Engineering Journal
Schema Editor
Schema Editor

Postmortem: Four Copies of the Same HTML File Became Four Different Codebases

2026-06-04

TLDR

Four domain pages (electrical, construction, software, floorplan) each had a full copy of the editor's 900-line HTML. A canvas bug fixed in the electrical copy was not applied to the floorplan copy. It was discovered three weeks later during a demo. The fix: a web component so the copies become 15-line shells.


The Assumption That Seemed Reasonable

The four domains were different enough to justify separate pages. Electrical diagrams needed electrical symbols and orthogonal wire routing. Construction layouts needed different snap grids and different export formats. Starting from one working page and copying it for each domain was the fastest path to four working pages.

The expectation was that the copies would stay "mostly the same" because the core canvas logic was unchanged.
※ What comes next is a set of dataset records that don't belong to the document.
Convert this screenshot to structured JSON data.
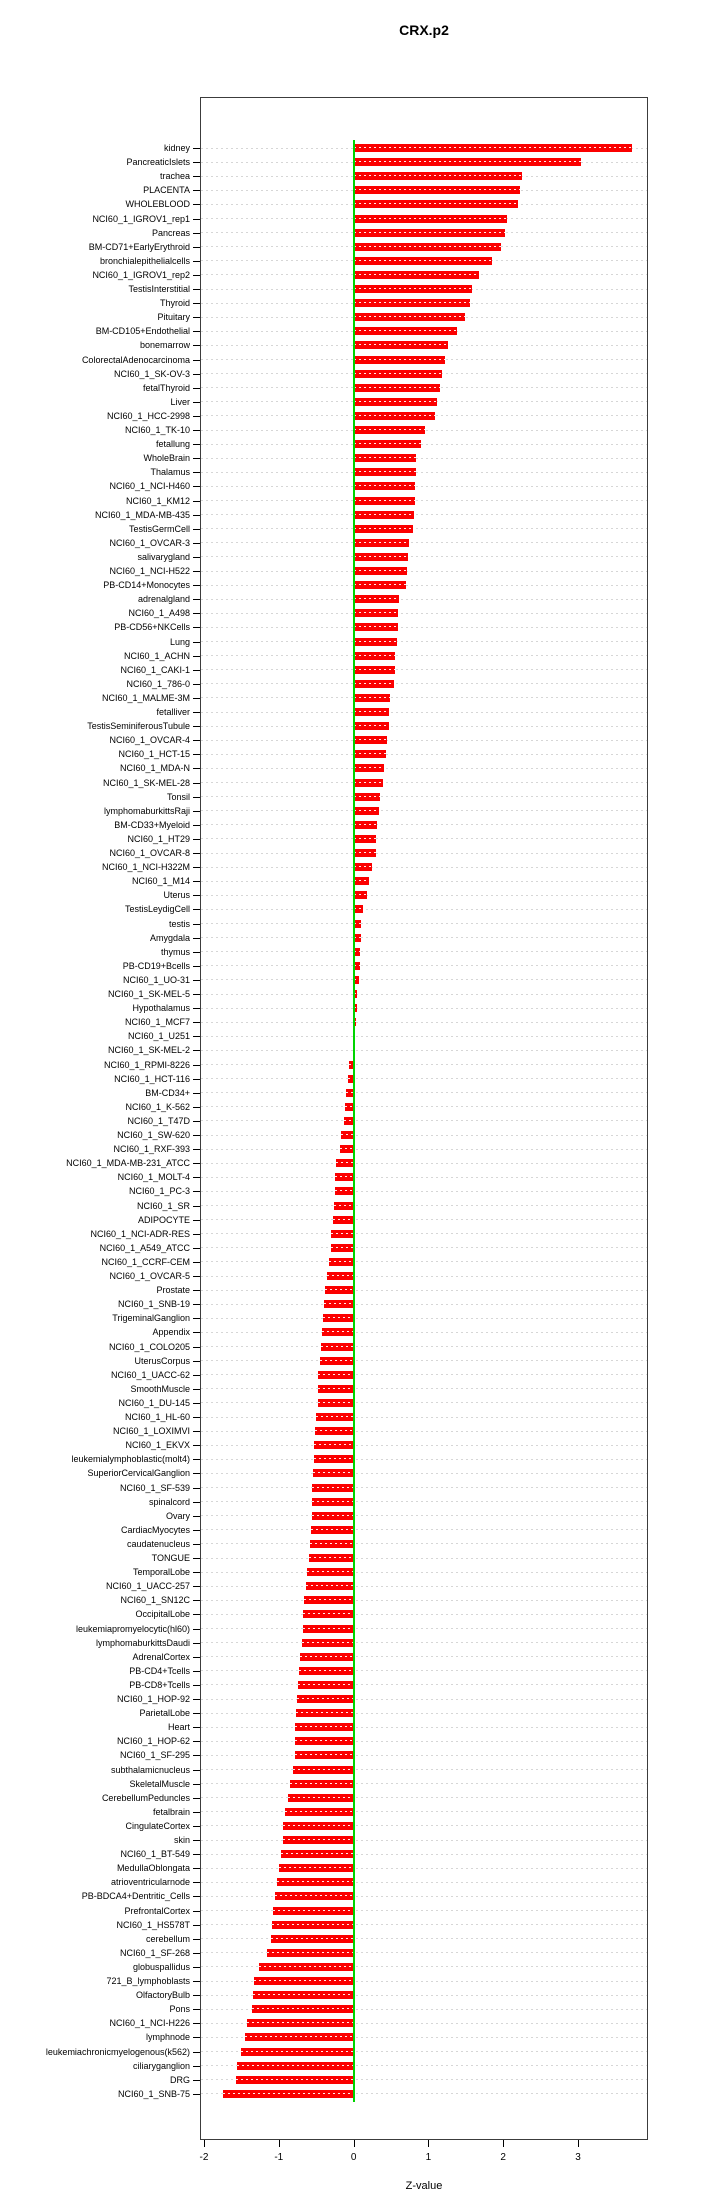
{
  "page": {
    "title": "CRX.p2"
  },
  "chart_data": {
    "type": "bar",
    "orientation": "horizontal",
    "title": "CRX.p2",
    "xlabel": "Z-value",
    "xlim": [
      -2.05,
      3.94
    ],
    "xticks": [
      -2,
      -1,
      0,
      1,
      2,
      3
    ],
    "grid": "dotted-per-category",
    "legend": "none",
    "bar_color": "#fb0000",
    "zero_line_color": "#00d400",
    "grid_color": "#d6d6d6",
    "categories": [
      "kidney",
      "PancreaticIslets",
      "trachea",
      "PLACENTA",
      "WHOLEBLOOD",
      "NCI60_1_IGROV1_rep1",
      "Pancreas",
      "BM-CD71+EarlyErythroid",
      "bronchialepithelialcells",
      "NCI60_1_IGROV1_rep2",
      "TestisInterstitial",
      "Thyroid",
      "Pituitary",
      "BM-CD105+Endothelial",
      "bonemarrow",
      "ColorectalAdenocarcinoma",
      "NCI60_1_SK-OV-3",
      "fetalThyroid",
      "Liver",
      "NCI60_1_HCC-2998",
      "NCI60_1_TK-10",
      "fetallung",
      "WholeBrain",
      "Thalamus",
      "NCI60_1_NCI-H460",
      "NCI60_1_KM12",
      "NCI60_1_MDA-MB-435",
      "TestisGermCell",
      "NCI60_1_OVCAR-3",
      "salivarygland",
      "NCI60_1_NCI-H522",
      "PB-CD14+Monocytes",
      "adrenalgland",
      "NCI60_1_A498",
      "PB-CD56+NKCells",
      "Lung",
      "NCI60_1_ACHN",
      "NCI60_1_CAKI-1",
      "NCI60_1_786-0",
      "NCI60_1_MALME-3M",
      "fetalliver",
      "TestisSeminiferousTubule",
      "NCI60_1_OVCAR-4",
      "NCI60_1_HCT-15",
      "NCI60_1_MDA-N",
      "NCI60_1_SK-MEL-28",
      "Tonsil",
      "lymphomaburkittsRaji",
      "BM-CD33+Myeloid",
      "NCI60_1_HT29",
      "NCI60_1_OVCAR-8",
      "NCI60_1_NCI-H322M",
      "NCI60_1_M14",
      "Uterus",
      "TestisLeydigCell",
      "testis",
      "Amygdala",
      "thymus",
      "PB-CD19+Bcells",
      "NCI60_1_UO-31",
      "NCI60_1_SK-MEL-5",
      "Hypothalamus",
      "NCI60_1_MCF7",
      "NCI60_1_U251",
      "NCI60_1_SK-MEL-2",
      "NCI60_1_RPMI-8226",
      "NCI60_1_HCT-116",
      "BM-CD34+",
      "NCI60_1_K-562",
      "NCI60_1_T47D",
      "NCI60_1_SW-620",
      "NCI60_1_RXF-393",
      "NCI60_1_MDA-MB-231_ATCC",
      "NCI60_1_MOLT-4",
      "NCI60_1_PC-3",
      "NCI60_1_SR",
      "ADIPOCYTE",
      "NCI60_1_NCI-ADR-RES",
      "NCI60_1_A549_ATCC",
      "NCI60_1_CCRF-CEM",
      "NCI60_1_OVCAR-5",
      "Prostate",
      "NCI60_1_SNB-19",
      "TrigeminalGanglion",
      "Appendix",
      "NCI60_1_COLO205",
      "UterusCorpus",
      "NCI60_1_UACC-62",
      "SmoothMuscle",
      "NCI60_1_DU-145",
      "NCI60_1_HL-60",
      "NCI60_1_LOXIMVI",
      "NCI60_1_EKVX",
      "leukemialymphoblastic(molt4)",
      "SuperiorCervicalGanglion",
      "NCI60_1_SF-539",
      "spinalcord",
      "Ovary",
      "CardiacMyocytes",
      "caudatenucleus",
      "TONGUE",
      "TemporalLobe",
      "NCI60_1_UACC-257",
      "NCI60_1_SN12C",
      "OccipitalLobe",
      "leukemiapromyelocytic(hl60)",
      "lymphomaburkittsDaudi",
      "AdrenalCortex",
      "PB-CD4+Tcells",
      "PB-CD8+Tcells",
      "NCI60_1_HOP-92",
      "ParietalLobe",
      "Heart",
      "NCI60_1_HOP-62",
      "NCI60_1_SF-295",
      "subthalamicnucleus",
      "SkeletalMuscle",
      "CerebellumPeduncles",
      "fetalbrain",
      "CingulateCortex",
      "skin",
      "NCI60_1_BT-549",
      "MedullaOblongata",
      "atrioventricularnode",
      "PB-BDCA4+Dentritic_Cells",
      "PrefrontalCortex",
      "NCI60_1_HS578T",
      "cerebellum",
      "NCI60_1_SF-268",
      "globuspallidus",
      "721_B_lymphoblasts",
      "OlfactoryBulb",
      "Pons",
      "NCI60_1_NCI-H226",
      "lymphnode",
      "leukemiachronicmyelogenous(k562)",
      "ciliaryganglion",
      "DRG",
      "NCI60_1_SNB-75"
    ],
    "values": [
      3.72,
      3.04,
      2.25,
      2.23,
      2.2,
      2.05,
      2.03,
      1.97,
      1.85,
      1.67,
      1.58,
      1.56,
      1.49,
      1.38,
      1.26,
      1.22,
      1.18,
      1.15,
      1.12,
      1.09,
      0.95,
      0.9,
      0.84,
      0.83,
      0.82,
      0.82,
      0.81,
      0.79,
      0.74,
      0.73,
      0.71,
      0.7,
      0.61,
      0.6,
      0.59,
      0.58,
      0.56,
      0.55,
      0.54,
      0.49,
      0.48,
      0.47,
      0.45,
      0.43,
      0.41,
      0.39,
      0.35,
      0.34,
      0.31,
      0.3,
      0.3,
      0.24,
      0.2,
      0.18,
      0.12,
      0.1,
      0.1,
      0.09,
      0.09,
      0.07,
      0.05,
      0.04,
      0.03,
      0.02,
      -0.01,
      -0.06,
      -0.07,
      -0.1,
      -0.12,
      -0.13,
      -0.17,
      -0.18,
      -0.24,
      -0.25,
      -0.25,
      -0.26,
      -0.28,
      -0.3,
      -0.3,
      -0.33,
      -0.36,
      -0.38,
      -0.39,
      -0.41,
      -0.42,
      -0.44,
      -0.45,
      -0.47,
      -0.48,
      -0.48,
      -0.5,
      -0.52,
      -0.53,
      -0.53,
      -0.54,
      -0.55,
      -0.55,
      -0.56,
      -0.57,
      -0.58,
      -0.6,
      -0.62,
      -0.63,
      -0.66,
      -0.67,
      -0.68,
      -0.69,
      -0.71,
      -0.73,
      -0.74,
      -0.76,
      -0.77,
      -0.78,
      -0.79,
      -0.79,
      -0.81,
      -0.85,
      -0.88,
      -0.92,
      -0.94,
      -0.95,
      -0.97,
      -1.0,
      -1.02,
      -1.05,
      -1.08,
      -1.09,
      -1.11,
      -1.16,
      -1.27,
      -1.33,
      -1.34,
      -1.36,
      -1.42,
      -1.45,
      -1.5,
      -1.56,
      -1.57,
      -1.74
    ]
  }
}
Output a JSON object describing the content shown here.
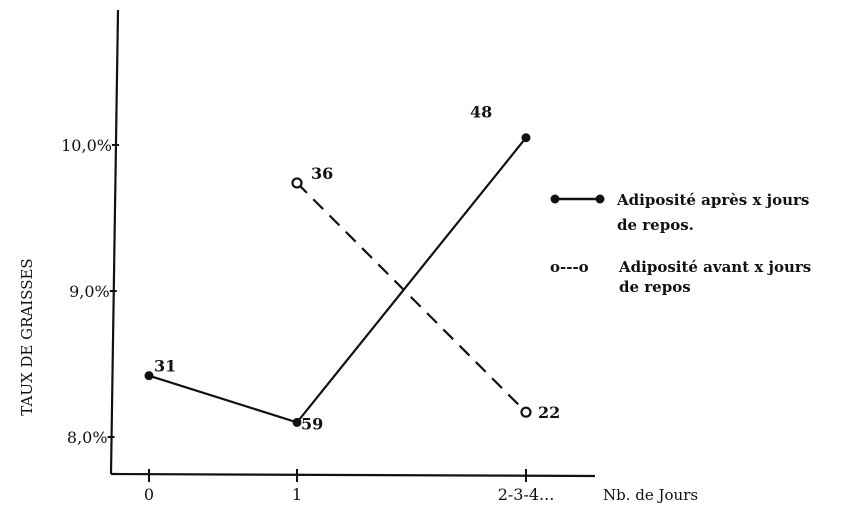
{
  "chart_data": {
    "type": "line",
    "categories": [
      "0",
      "1",
      "2-3-4..."
    ],
    "xlabel": "Nb. de Jours",
    "ylabel": "TAUX DE GRAISSES",
    "y_ticks": [
      "8,0%",
      "9,0%",
      "10,0%"
    ],
    "ylim": [
      7.8,
      10.3
    ],
    "grid": false,
    "legend_position": "right",
    "series": [
      {
        "name": "Adiposité après x jours de repos.",
        "name_lines": [
          "Adiposité après x jours",
          "de repos."
        ],
        "legend_symbol": "●——●",
        "style": "solid",
        "marker": "filled",
        "x": [
          "0",
          "1",
          "2-3-4..."
        ],
        "values": [
          8.42,
          8.1,
          10.05
        ],
        "labels": [
          "31",
          "59",
          "48"
        ]
      },
      {
        "name": "Adiposité avant x jours de repos",
        "name_lines": [
          "Adiposité avant x jours",
          "de repos"
        ],
        "legend_symbol": "o---o",
        "style": "dashed",
        "marker": "open",
        "x": [
          "1",
          "2-3-4..."
        ],
        "values": [
          9.74,
          8.17
        ],
        "labels": [
          "36",
          "22"
        ]
      }
    ]
  }
}
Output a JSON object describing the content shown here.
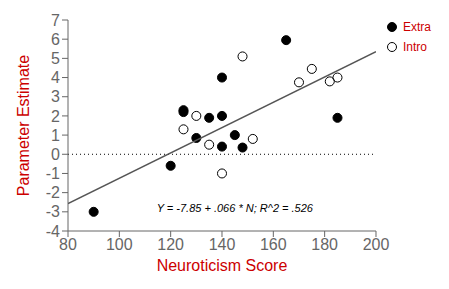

Domain customization was only in the palette and the config values.

This expectation was incorrect. The copies did not stay mostly the same. They diverged on the third day when a UI fix was applied to the electrical copy without copying it to the others.

When It Failed

Six weeks in, the floorplan domain had a canvas rendering bug: elements placed near the right edge of the viewport would snap to the wrong position after a pan. The bug was caused by an off-by-one error in the snap grid calculation.

The same bug had existed in the electrical domain three weeks earlier. It was fixed in a 10-line change to the canvas engine. The fix was committed with the message "fixed snap grid offset." The electrical domain worked correctly after that.

The floorplan copy of the canvas engine was not updated because the commit touched only the electrical file. Nobody was tracking which changes applied to all copies. The snap grid fix was electrical-specific from the commit's perspective, even though the underlying code was identical.

The bug was found by a user during a demo. The fix was applied in five minutes. The post-mortem question: what other fixes from the electrical domain had not been applied to the other three?

The answer was three fixes and one feature addition, identified by diffing the four files against each other. Two of the fixes were minor. One was a security fix to a postMessage handler.

What Was Actually Wrong

Four separate files meant four separate targets for every change. The process required developers to manually track which changes applied to all copies and apply them to each. This process was not written down, not enforced by tooling, and not part of any review checklist.

The copies diverged not through neglect but through a reasonable assumption: "this change is domain-specific, it does not need to be applied to the others." This assumption was correct for domain-specific changes and incorrect for shared canvas changes. The two types of changes were not structurally distinguishable because they lived in the same file.

What Got Deleted

The four domain-specific copies of the 900-line HTML: electrical/index.html, construction/index.html, software/index.html, floorplan/index.html. Each was replaced by a 15-line shell that imported the component and passed a domain attribute.

Also deleted: the manual sync process, which was not written down but had been followed inconsistently for six weeks.

What Replaced It

A <schema-editor> web component encapsulates all canvas logic. Domain pages are thin hosts. Every change to the canvas engine applies to all domains automatically because there is one canvas engine file. Domain-specific configuration lives in a data object inside the component. Adding a new domain requires adding a config entry and a new 15-line host page.

The first regression since the refactor: zero. The reason is structural. There is nothing to keep in sync.

The Lesson

The moment you make a second copy of a working file, you have created a sync obligation. If you do not enforce that obligation with tooling (a shared module, a component, a build system), the copies will drift. The question is not whether they will drift but how long before you notice.